Carlos Bernardes aproveitou a ocasião para confidenciar que na manhã desse dia tinha estado no Castro do Zambujal com uma equipa da TVE que aí efetuara uma reportagem, tendo no decorrer da realização da mesma tomado conhecimento que durante a pré-história, nesse local, já havia produção de vinho. O presidente da Câmara Municipal realçou também a importância dos intercâmbios internacionais, como o que estava a acontecer nesse seminário e tinha acontecido recentemente com a deslocação de uma comitiva da Oestecim ao Chile, de que fizera parte, para conhecer a produção de vinho nesse país sul-americano em que são utilizadas apenas cinco castas.

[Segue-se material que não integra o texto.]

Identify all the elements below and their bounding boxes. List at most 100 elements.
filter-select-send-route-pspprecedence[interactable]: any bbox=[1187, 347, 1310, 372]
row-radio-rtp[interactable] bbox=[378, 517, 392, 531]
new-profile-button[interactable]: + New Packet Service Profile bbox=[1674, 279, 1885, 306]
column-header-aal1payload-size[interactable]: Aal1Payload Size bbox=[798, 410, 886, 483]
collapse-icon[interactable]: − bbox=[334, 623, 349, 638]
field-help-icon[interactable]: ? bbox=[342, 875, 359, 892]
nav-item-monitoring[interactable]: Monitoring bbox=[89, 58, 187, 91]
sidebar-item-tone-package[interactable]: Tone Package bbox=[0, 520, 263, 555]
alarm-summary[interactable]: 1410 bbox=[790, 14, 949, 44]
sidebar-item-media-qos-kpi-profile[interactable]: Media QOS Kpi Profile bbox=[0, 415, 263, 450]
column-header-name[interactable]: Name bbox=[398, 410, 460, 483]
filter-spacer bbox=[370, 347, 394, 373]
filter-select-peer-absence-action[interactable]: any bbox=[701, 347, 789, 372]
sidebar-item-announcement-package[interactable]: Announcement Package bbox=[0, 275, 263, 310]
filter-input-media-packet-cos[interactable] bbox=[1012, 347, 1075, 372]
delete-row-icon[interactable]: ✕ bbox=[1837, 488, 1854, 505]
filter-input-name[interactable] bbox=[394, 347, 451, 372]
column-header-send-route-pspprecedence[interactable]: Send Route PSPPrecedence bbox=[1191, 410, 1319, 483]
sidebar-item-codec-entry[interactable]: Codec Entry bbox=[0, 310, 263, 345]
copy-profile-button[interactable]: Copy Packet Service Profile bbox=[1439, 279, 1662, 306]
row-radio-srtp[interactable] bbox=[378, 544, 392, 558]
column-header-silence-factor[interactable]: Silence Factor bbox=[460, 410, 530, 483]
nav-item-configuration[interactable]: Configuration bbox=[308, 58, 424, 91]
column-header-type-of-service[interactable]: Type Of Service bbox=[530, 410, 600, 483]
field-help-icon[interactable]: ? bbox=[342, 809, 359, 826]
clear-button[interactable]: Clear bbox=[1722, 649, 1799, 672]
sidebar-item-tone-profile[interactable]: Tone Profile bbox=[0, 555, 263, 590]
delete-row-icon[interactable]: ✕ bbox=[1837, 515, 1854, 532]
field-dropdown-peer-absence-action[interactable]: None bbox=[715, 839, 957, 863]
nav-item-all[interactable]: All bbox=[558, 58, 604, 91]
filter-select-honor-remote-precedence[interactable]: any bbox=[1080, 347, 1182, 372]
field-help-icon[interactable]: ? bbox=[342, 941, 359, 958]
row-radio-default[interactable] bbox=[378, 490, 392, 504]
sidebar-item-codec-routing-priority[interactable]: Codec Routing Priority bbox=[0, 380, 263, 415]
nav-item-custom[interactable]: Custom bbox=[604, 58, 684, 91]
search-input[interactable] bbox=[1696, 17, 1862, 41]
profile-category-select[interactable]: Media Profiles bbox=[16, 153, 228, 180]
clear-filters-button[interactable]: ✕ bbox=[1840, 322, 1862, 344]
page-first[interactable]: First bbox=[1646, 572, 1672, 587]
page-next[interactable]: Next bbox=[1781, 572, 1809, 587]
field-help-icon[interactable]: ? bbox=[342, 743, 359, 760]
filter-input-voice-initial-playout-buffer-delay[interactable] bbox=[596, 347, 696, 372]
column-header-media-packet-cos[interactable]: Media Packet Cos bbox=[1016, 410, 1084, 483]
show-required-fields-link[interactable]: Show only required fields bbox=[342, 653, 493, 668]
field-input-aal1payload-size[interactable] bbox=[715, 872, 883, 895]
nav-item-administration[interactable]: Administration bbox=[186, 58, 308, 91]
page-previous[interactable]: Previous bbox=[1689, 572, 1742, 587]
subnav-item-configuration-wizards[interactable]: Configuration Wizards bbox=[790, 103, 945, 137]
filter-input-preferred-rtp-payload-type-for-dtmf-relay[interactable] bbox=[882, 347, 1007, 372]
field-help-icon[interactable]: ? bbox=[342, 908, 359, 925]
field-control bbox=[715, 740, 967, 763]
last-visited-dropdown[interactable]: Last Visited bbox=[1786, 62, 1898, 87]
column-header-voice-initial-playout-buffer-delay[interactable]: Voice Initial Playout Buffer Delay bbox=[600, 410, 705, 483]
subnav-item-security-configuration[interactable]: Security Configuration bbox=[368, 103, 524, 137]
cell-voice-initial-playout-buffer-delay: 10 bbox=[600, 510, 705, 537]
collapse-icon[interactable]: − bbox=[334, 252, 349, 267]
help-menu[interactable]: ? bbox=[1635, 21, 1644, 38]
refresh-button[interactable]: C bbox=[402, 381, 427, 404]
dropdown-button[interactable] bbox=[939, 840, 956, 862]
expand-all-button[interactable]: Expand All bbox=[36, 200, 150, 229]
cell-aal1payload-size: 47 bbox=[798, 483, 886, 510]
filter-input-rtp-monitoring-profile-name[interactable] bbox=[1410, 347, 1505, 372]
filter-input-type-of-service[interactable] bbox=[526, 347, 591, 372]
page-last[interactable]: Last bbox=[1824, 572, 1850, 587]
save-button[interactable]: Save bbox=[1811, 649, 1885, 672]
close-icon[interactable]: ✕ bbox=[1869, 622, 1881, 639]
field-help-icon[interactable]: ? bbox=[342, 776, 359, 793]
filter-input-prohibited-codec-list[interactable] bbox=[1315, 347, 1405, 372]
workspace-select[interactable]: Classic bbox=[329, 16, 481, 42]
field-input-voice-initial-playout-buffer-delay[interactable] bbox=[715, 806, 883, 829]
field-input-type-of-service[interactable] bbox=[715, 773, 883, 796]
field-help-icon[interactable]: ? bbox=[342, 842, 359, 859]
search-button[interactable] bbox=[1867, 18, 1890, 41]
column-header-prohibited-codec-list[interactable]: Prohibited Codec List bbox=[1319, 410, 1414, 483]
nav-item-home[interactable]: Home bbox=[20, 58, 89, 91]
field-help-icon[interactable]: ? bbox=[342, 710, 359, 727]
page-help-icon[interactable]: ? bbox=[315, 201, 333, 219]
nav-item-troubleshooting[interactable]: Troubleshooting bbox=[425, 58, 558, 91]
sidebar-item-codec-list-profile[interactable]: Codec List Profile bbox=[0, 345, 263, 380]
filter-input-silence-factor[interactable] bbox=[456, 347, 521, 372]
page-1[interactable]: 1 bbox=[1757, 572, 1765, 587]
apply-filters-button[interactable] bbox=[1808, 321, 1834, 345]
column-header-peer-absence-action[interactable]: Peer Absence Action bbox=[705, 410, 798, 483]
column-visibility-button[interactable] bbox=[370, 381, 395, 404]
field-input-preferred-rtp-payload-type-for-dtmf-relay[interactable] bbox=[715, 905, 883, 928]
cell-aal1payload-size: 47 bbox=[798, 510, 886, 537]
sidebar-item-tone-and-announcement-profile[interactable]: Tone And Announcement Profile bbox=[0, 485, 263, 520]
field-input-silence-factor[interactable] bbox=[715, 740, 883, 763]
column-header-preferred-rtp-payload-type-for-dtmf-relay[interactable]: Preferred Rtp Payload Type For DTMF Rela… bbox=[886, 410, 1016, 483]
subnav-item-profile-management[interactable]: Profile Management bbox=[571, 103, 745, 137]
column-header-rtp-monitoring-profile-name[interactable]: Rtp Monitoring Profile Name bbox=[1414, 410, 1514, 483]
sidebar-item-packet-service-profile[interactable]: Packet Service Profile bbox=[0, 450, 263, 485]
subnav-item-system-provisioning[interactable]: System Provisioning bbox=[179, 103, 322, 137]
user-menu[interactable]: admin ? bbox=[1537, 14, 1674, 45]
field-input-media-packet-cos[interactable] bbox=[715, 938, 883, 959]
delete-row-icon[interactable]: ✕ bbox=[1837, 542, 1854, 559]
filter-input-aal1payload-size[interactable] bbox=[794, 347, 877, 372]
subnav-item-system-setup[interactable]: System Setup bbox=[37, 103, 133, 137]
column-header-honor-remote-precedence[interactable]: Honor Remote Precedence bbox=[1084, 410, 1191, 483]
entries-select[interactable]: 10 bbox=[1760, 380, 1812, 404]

Carlos Bernardes frisou também na ocasião a importância de se valorizar todo o ecossistema ligado ao vinho e à vinha, desde a produção passando pela investigação e o enoturismo, de forma a posicionar cada vez melhor os vinhos da região e do país no mercado global. O presidente da Câmara Municipal relevou ainda a diversidade do programa da “Cidade Europeia do Vinho 2018” com ações que se estendem ao estrangeiro, assegurando que o trabalho que está a ser efetuado por Torres Vedras e Alenquer nesse âmbito terá continuidade após o fim da iniciativa.

A fechar a sessão de abertura deste seminário o investigador do INIAV, Eiras Dias, referiu que esta estação está ao serviço de todos e aberto à colaboração.

“A preservação de castas autóctones portuguesas: Identidade, estudo e valorização” foi o tema da primeira comunicação da tarde, proferida pelo investigador do INIAV, Jorge Cunha. Este investigador revelou que existe um grande número de castas em vias de extinção, as quais estão guardadas em bancos, mas que devem ser aproveitadas para a produção de vinhos mais autênticos.

Edi Maletic, investigador da Faculdade de Agricultura da Universidade de Zagreb foi o preletor que se seguiu, o qual abordou os esforços que estão a ser realizados na Croácia para a revitalização de castas indígenas e os recursos genéticos vitivinícolas existentes nesse território da ex-Jugoslávia. Começou por referir as excelentes condições naquele país para a produção de vinho, atividade que remonta no mesmo à Antiguidade, devido à proximidade com o mar Mediterrâneo, o que leva a que a maior parte dos vinhos aí produzidos sejam brancos. Edi Maletic explicou que a filoxera foi um problema que também se fez sentir na Croácia, tendo devido ao mesmo desaparecido muitas das castas autóctones.

Atualmente a Croácia conta com mais de 40 mil produtores, quase todos minifundiários, possuindo 103 castas indígenas, sendo que mais de metade estão em risco de extinção. Este investigador abordou ainda os métodos de preservação e revitalização de castas que estão a ser levados a cabo na Croácia, tento também exortado para a recuperação das castas autóctones de forma a promover a autenticidade e a singularidade dos vinhos.

Ricardo Noronha, enólogo da Adega Cooperativa da Labrugeira, levou a cabo de seguida uma comunicação em que apresentou três castas particulares da região de Lisboa: Castelão, Vital e Jampal. Abordou ainda os critérios para a tomada de decisão acerca do vinho a produzir, exemplos de estratégias de vinificação que influenciam o perfil dos vinhos e novas tecnologias (como a termovinificação).

A terminar o evento, realizou-se uma prova de vinhos que utilizam castas tradicionais.